Impactos do frio nos sistemas do trator

Segundo Everton Fabiano Rodrigues, coordenador de pós-vendas e peças de reposição da Agritech, as baixas temperaturas afetam diretamente componentes importantes dos tratores. A bateria perde eficiência, o óleo motor fica mais viscoso, o diesel pode formar cristais, o sistema de arrefecimento corre risco de congelamento se o aditivo estiver ausente, e o sistema hidráulico pode apresentar falhas caso o fluido esteja vencido ou com nível inadequado.

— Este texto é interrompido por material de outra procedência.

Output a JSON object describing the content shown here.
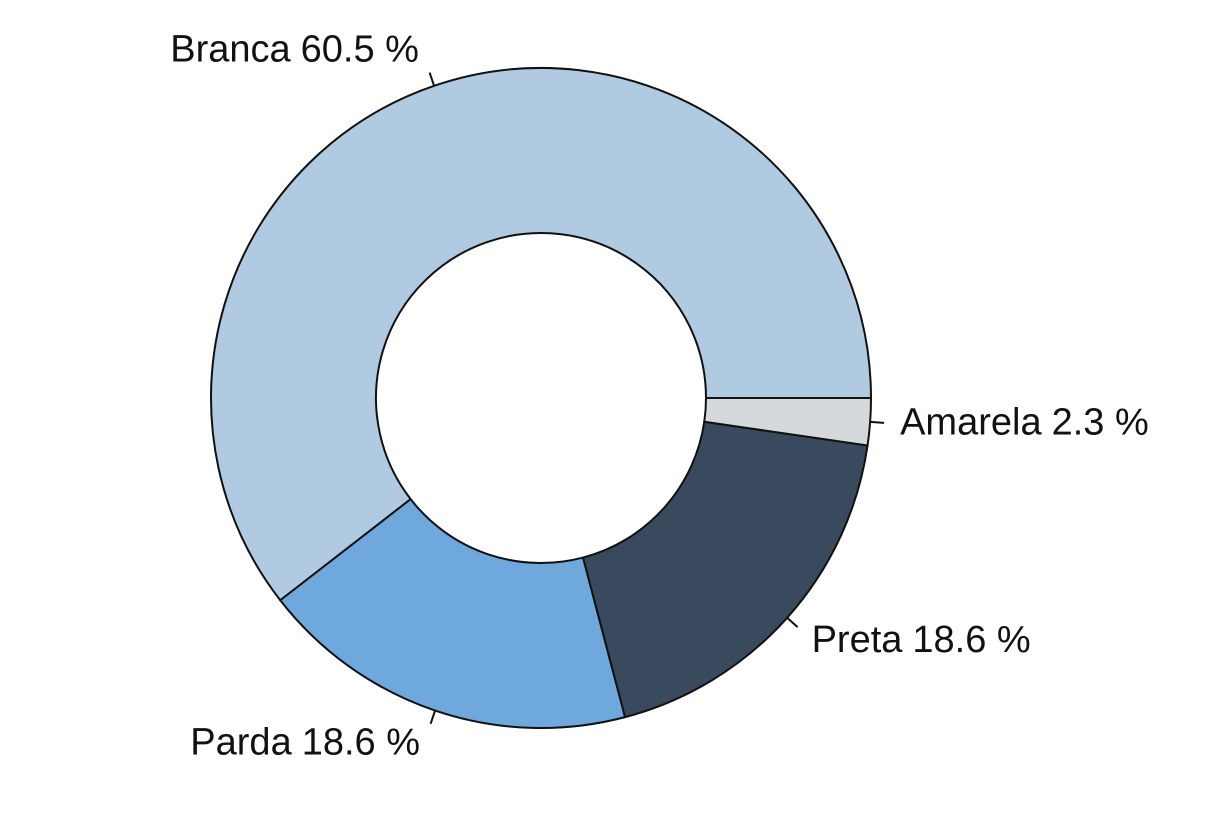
{
  "chart_data": {
    "type": "donut",
    "categories": [
      "Branca",
      "Parda",
      "Preta",
      "Amarela"
    ],
    "values": [
      60.5,
      18.6,
      18.6,
      2.3
    ],
    "value_labels": [
      "60.5 %",
      "18.6 %",
      "18.6 %",
      "2.3 %"
    ],
    "colors": [
      "#b0cbe1",
      "#6fa8dc",
      "#3a4a5e",
      "#d5d9dc"
    ]
  }
}
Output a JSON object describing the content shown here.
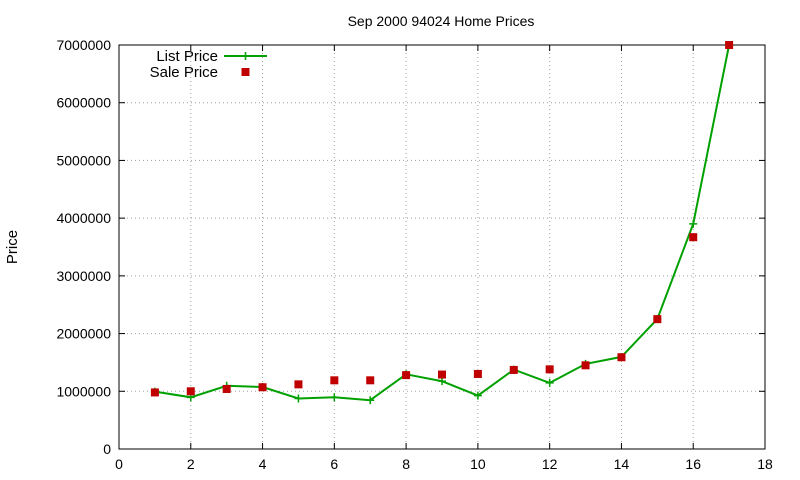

Checklist de manutenção para o inverno

Para orientar os produtores, Rodrigues destaca pontos essenciais para a revisão dos equipamentos:

  • Testar a carga da bateria, limpar terminais e verificar motor de arranque e alternador.
  • Checar o nível e concentração do aditivo no radiador, além de inspeccionar mangueiras, válvulas e vazamentos no sistema de arrefecimento.
  • No sistema de combustível, usar aditivos anticongelantes e antibactericidas no diesel, drenar sedimentador e conferir filtros, especialmente em regiões frias.
  • Avaliar nível e viscosidade do óleo do motor e antecipar a troca se necessário.
  • Verificar pressão e desgaste dos pneus, pois o frio reduz a calibragem.
  • Inspecionar funcionamento da transmissão, engates, levante e sistema hidráulico, além de buscar vazamentos.
  • Conferir iluminação, painel de controle e condições da cabine para garantir segurança em dias nublados ou com neblina.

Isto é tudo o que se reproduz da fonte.